The most crucial evidence concerns the metal coatings and the circuit board of the timer fragment used in the bombing which was different from the timer which the Libyans believed was made exclusively for them.

Then there was the extreme unreliability of the only witness who claimed to identify Megrahi, the Maltese shopkeeper Tony Gucci, whose evidence was profoundly compromised by the fact that the US offered him a reward of $2 million and that he changed his story many times.

Then there was the security guard at Heathrow who challenged the court’s conclusion that the bomb was transferred from a flight from Frankfurt by revealing that there had been a break-in to Pan Am’s baggage 17 hours before the bombing.

Hardly any of this has been tested in court, so Cameron’s sweeping aside a full inquiry is either naive or is concealing information he would rather not see exposed. But there are still more questions which need to be answered.

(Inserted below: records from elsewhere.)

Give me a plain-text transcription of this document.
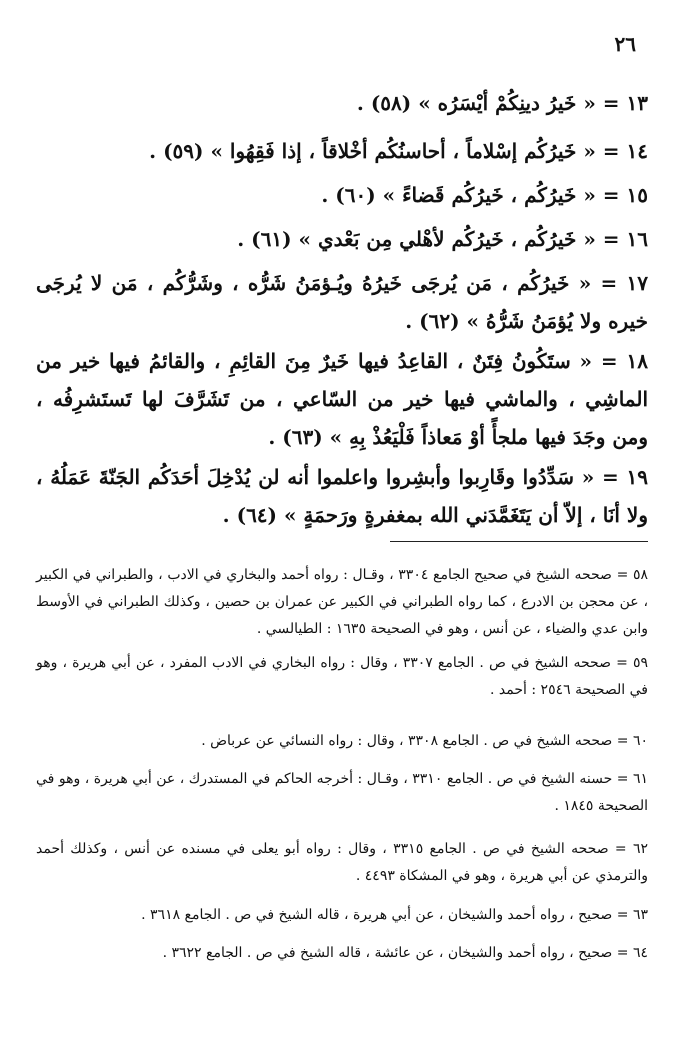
٢٦

١٣ = « خَيرُ دينِكُمْ أيْسَرُه » (٥٨) .

١٤ = « خَيرُكُم إسْلاماً ، أحاسنُكُم أخْلاقاً ، إذا فَقِهُوا » (٥٩) .

١٥ = « خَيرُكُم ، خَيرُكُم قَضاءً » (٦٠) .

١٦ = « خَيرُكُم ، خَيرُكُم لأهْلي مِن بَعْدي » (٦١) .

١٧ = « خَيرُكُم ، مَن يُرجَى خَيرُهُ ويُـؤمَنُ شَرُّه ، وشَرُّكُم ، مَن لا يُرجَى خيره ولا يُؤمَنُ شَرُّهُ » (٦٢) .

١٨ = « ستَكُونُ فِتَنٌ ، القاعِدُ فيها خَيرٌ مِنَ القائِمِ ، والقائمُ فيها خير من الماشِي ، والماشي فيها خير من السّاعي ، من تَشَرَّفَ لها تَستَشرِفُه ، ومن وجَدَ فيها ملجأً أوْ مَعاذاً فَلْيَعُذْ بِهِ » (٦٣) .

١٩ = « سَدِّدُوا وقَارِبوا وأبشِروا واعلموا أنه لن يُدْخِلَ أحَدَكُم الجَنّةَ عَمَلُهُ ، ولا أنَا ، إلاّ أن يَتَغَمَّدَني الله بمغفرةٍ ورَحمَةٍ » (٦٤) .

٥٨ = صححه الشيخ في صحيح الجامع ٣٣٠٤ ، وقـال : رواه أحمد والبخاري في الادب ، والطبراني في الكبير ، عن محجن بن الادرع ، كما رواه الطبراني في الكبير عن عمران بن حصين ، وكذلك الطبراني في الأوسط وابن عدي والضياء ، عن أنس ، وهو في الصحيحة ١٦٣٥ : الطيالسي .

٥٩ = صححه الشيخ في ص . الجامع ٣٣٠٧ ، وقال : رواه البخاري في الادب المفرد ، عن أبي هريرة ، وهو في الصحيحة ٢٥٤٦ : أحمد .

٦٠ = صححه الشيخ في ص . الجامع ٣٣٠٨ ، وقال : رواه النسائي عن عرباض .

٦١ = حسنه الشيخ في ص . الجامع ٣٣١٠ ، وقـال : أخرجه الحاكم في المستدرك ، عن أبي هريرة ، وهو في الصحيحة ١٨٤٥ .

٦٢ = صححه الشيخ في ص . الجامع ٣٣١٥ ، وقال : رواه أبو يعلى في مسنده عن أنس ، وكذلك أحمد والترمذي عن أبي هريرة ، وهو في المشكاة ٤٤٩٣ .

٦٣ = صحيح ، رواه أحمد والشيخان ، عن أبي هريرة ، قاله الشيخ في ص . الجامع ٣٦١٨ .

٦٤ = صحيح ، رواه أحمد والشيخان ، عن عائشة ، قاله الشيخ في ص . الجامع ٣٦٢٢ .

Some of these were raised by the Scottish Criminal Cases Review Board which in an 800-page report set out in detail the grounds for believing that there could well have been a miscarriage of justice. If Megrahi was the murderer, it seems extraordinary that, as alleged at the trial, he carried out the crime using his own passport, stayed in the hotel he regularly used, and used normal flights to and from Malta.

It has also never been answered why Megrahi abandoned his second appeal, which he strongly asserted would confirm his innocence, just before his release was announced. To say the least, that suggests that the new evidence he was bringing forward could have been extremely embarrassing to Western security agencies and why his release might have been quickly arranged on condition he withdrew his appeal. That would certainly explain why a man predicted to be at death’s door as the reason for his release in the event took nearly 3 years to die.

The suspicion that Cameron may well have reasons to want to sweep all this under the carpet is precisely why it is important that those with powerful interests to protect should not be allowed to get away with it.

Conspiracy theories abound – that the release of Megrahi was the condition for securing Western access to Libyan oil, or that the US wanted to switch the blame from the most obvious suspects (the Iranians, following the shooting down of an Iranian civil aircraft with the loss of 280 lives by a US warship, the USS Vincennes, just beforehand) in order not to antagonise Arab opinion in the run-up to the first Iraq war – and that is why it’s important that even at this stage the truth should finally be known and that the perpetrators should be fully held to account.

One Comment

  1. Namron7 says:

    Thanks. Nice article which is well crafted.

    Once again (sigh), Cameron is revealed for what he really is: a bumbling butler for the elite. And a fool, to boot.

    He doesn’t get that the British aren’t as thick as the Americans.